Ancak Trump faktörü olmasa bile Biden döneminde Avrupa konusunda, Avrupalı ülkelere aktarılacak kapasite, ya da teknoloji paylaşımı konusunda ABD tam anlamıyla karar verdi mi emin değiliz. Biden yönetiminin uzun bir süre Ukrayna Savaşı’nda sınırlandırmaya tırmanmadan daha öncelik vermesi de temelde bu yüzden. Avrupalı aktörler ise son dönemde tırmandırmayı Ukrayna Savaşı açısından temel taktik haline getirmiş durumdalar. Bu eğilimin Ukrayna Konferansına gidilirken Çin’in katılımını da engellediği görünüyor. Temel sorun şu, Avrupalı aktörler başta olmak üzere tırmandırma üzerinden Ukrayna Savaş sahasına yaklaşanlar riskli bir strateji izliyorlar zira farklı derecelerde belirsizliklerin olduğu bir ortamda Rusya’nın kaybetmesi için sistemi zorluyorlar. Trump ya da Biden iktidarının – İsviçre’de Ukrayna ile Savunma Anlaşması imzaladı- Rusya’nın kaybetmesi için işleri Avrupa’da ne kadar ileri götüreceği belirsiz. Bugünün mücadelesi iki kutuplu bir mücadele değil. Çin var, ABD’nin temel derdi Çin ile, Çin, Rusya ve küresel Güney’i birbirine yaklaştıracak adımlar atmak, askeri tırmandırma, birebir askeri karşılaşma- bunlar sırf Rusya yenilsin diye- kolaylıkla göze alınacak adımlar değil. Ayrıca Rus tehdidi ve bu tehdidi güvenlikleştirme için kullanılması – ki bunu bugünün Avrupası yapıyor- ile gerçek bir Rusya saldırganlığına karşı savuma bambaşka bir şey. Bu noktada ulusal düzeyin ötesinde bir Avrupa kapasitesi yok, o yüzden Avrupalılar tırmandırma yaparken sırtlarını NATO’ya, NATO’daki Amerikan varlığına dayadıklarından emin olmalılar. 

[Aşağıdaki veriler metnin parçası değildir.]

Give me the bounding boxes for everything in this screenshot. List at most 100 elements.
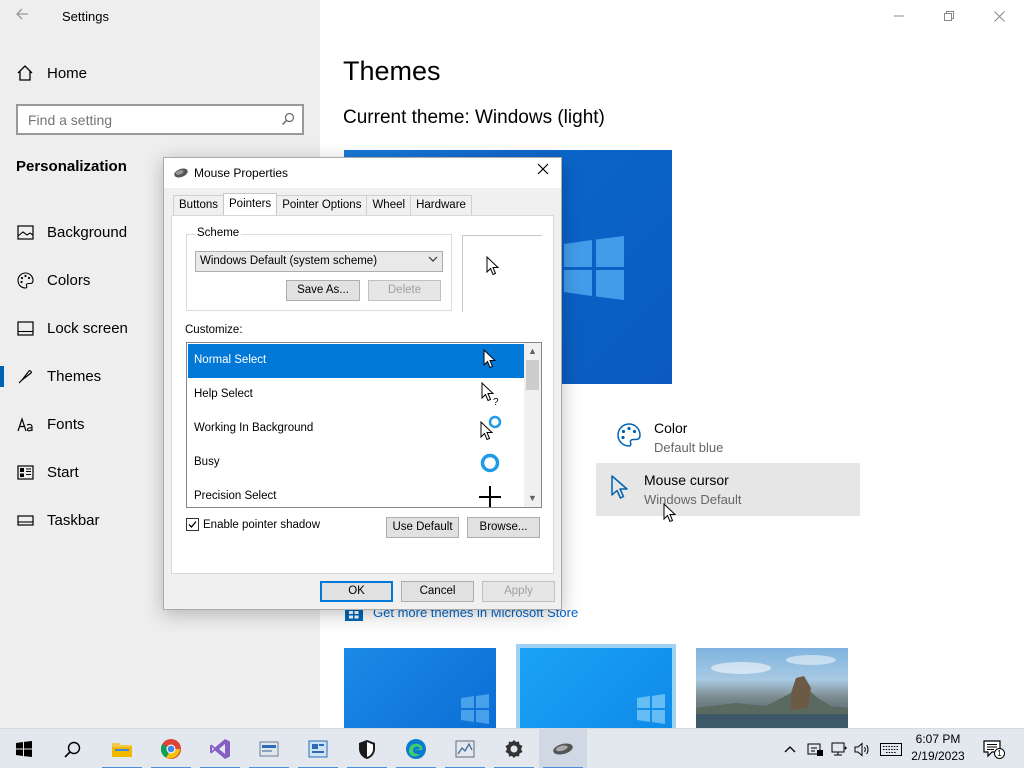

Bu noktada kimsenin emin olmadığı -mış gibi yaptığı bir süreç içerisindeyiz. G7’de -mış gibi yapıldı, Rus varlıklarına el konularak Ukrayna’nın desteklenmesine karar verdik denildi. İsviçre’deki Konferans’ta -mış gibi yapıldı Putin’in anlaşma planı ciddi bulunmadı, Zelensky desteklenecek mealinde bir sonuç çıktı. Ama bu sonuçlar Rusya’nın sahada yenilmesini sağlayacak sonuçlar değil, verilen garantiler de Rusya’nın yenilmesini sağlayacak şekilde ABD’nin müdahil oluşunu sağlayan garantiler değil. Öyleyse bol konuşma, meşruiyet krizi olsa da birlikteyiz tablosu ve az sonuç. Avrupa sokakları bu iç açıcı olmayan resim ile popülizm arasında kaldığında popülizmi seçiyor, gelecekte de -bir kırılma olmazsa- seçmeye devam edecek.